A de novo mutation in Caveolin-3 gene may confer genetic susceptibility to Long QT syndrome

Abstract Long-QT syndrome (LQTS) is a potentially lethal, inheritable arrhyithmia disorder, stemming from perturbed cardiac repolarization and affecting about 1 in 3000 persons. The pathogenetic basis for LQTS has focused on ion channels. Recently, 2 LQTS-susceptibility genes encoding for two non-ion channel proteins have been discovered.
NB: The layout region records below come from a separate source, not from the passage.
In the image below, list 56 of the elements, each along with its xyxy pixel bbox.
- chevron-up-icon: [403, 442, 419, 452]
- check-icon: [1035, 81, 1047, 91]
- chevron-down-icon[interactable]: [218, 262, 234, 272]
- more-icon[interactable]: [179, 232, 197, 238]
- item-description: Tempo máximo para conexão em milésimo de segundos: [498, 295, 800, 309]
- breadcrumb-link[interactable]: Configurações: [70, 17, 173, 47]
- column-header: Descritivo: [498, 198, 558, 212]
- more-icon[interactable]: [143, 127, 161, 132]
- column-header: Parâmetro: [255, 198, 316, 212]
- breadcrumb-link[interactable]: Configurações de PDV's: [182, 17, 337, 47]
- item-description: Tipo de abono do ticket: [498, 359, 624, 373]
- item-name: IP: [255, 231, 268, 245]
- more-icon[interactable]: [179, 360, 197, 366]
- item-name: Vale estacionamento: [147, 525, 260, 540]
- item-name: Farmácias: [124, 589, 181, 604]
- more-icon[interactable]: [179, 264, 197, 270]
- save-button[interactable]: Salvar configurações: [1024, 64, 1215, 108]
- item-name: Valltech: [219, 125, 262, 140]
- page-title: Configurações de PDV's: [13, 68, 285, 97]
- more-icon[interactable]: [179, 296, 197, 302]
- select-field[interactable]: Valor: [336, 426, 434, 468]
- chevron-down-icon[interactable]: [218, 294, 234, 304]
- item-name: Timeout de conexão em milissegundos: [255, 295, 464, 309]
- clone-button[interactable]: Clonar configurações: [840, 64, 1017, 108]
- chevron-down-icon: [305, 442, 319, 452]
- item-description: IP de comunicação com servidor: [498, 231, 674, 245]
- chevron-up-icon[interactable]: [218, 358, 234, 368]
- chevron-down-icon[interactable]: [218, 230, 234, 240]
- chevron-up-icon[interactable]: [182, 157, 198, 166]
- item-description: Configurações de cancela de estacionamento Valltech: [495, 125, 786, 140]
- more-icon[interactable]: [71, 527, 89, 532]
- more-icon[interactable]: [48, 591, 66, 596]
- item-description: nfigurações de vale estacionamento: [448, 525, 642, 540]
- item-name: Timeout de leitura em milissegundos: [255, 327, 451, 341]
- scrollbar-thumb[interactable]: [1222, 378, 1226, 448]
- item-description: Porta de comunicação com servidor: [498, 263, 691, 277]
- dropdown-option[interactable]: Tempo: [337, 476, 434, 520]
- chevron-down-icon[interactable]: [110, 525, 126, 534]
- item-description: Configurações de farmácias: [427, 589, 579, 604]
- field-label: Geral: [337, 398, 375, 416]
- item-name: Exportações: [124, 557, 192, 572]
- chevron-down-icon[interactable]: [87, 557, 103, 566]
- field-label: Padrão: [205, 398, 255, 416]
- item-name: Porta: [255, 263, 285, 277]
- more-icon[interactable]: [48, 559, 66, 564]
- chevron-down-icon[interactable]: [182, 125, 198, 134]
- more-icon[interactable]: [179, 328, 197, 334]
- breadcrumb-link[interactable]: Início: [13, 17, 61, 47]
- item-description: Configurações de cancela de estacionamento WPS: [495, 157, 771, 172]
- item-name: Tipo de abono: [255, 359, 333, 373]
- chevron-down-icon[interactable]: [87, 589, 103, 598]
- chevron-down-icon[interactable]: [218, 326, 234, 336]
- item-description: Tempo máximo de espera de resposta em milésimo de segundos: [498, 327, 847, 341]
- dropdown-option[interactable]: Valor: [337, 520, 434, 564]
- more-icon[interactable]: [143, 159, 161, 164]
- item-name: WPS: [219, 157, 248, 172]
The first gene encodes an adapter protein, ankyrin B, which participates in localization of sodium and calcium channels to the sarcolemma; the second one encodes Caveolin-3, the major scaffolding protein present in caveolae in the heart: mutations in both genes result in secondarily ion channels disruption as consequence of altered localization or function [1,2]. Caveolin-3 is involved in multiple cellular processes, including vesicular transport, cholesterol and calcium homeostasis, and signal transduction [3,4], playing a diverse and critical role in the cardiovascular system [5]. Caveolin-3 functions as chaperons and scaffolds protein recruiting signaling molecules to caveolae, providing direct temporal and spatial regulation of signal transduction [3,6]. In particular, Caveolin-3 can interact and modulate the activity of ERK 1/2 [5,7]. In the heart ERK 1/2 control a complex network of regulatory mechanisms that protect cardiomyocytes against different stresses (such as hypoxia, ischemia–reperfusion, hyperosmotic and oxidative stress) that ultimately lead to cellular disfunction and death [8,9]. Therefore, aberrant cellular stress responses are potentially relevant to the development of arrhythmias and such mechanisms may play a significantly role in LQTS secondarily to Caveolin-3 alteration.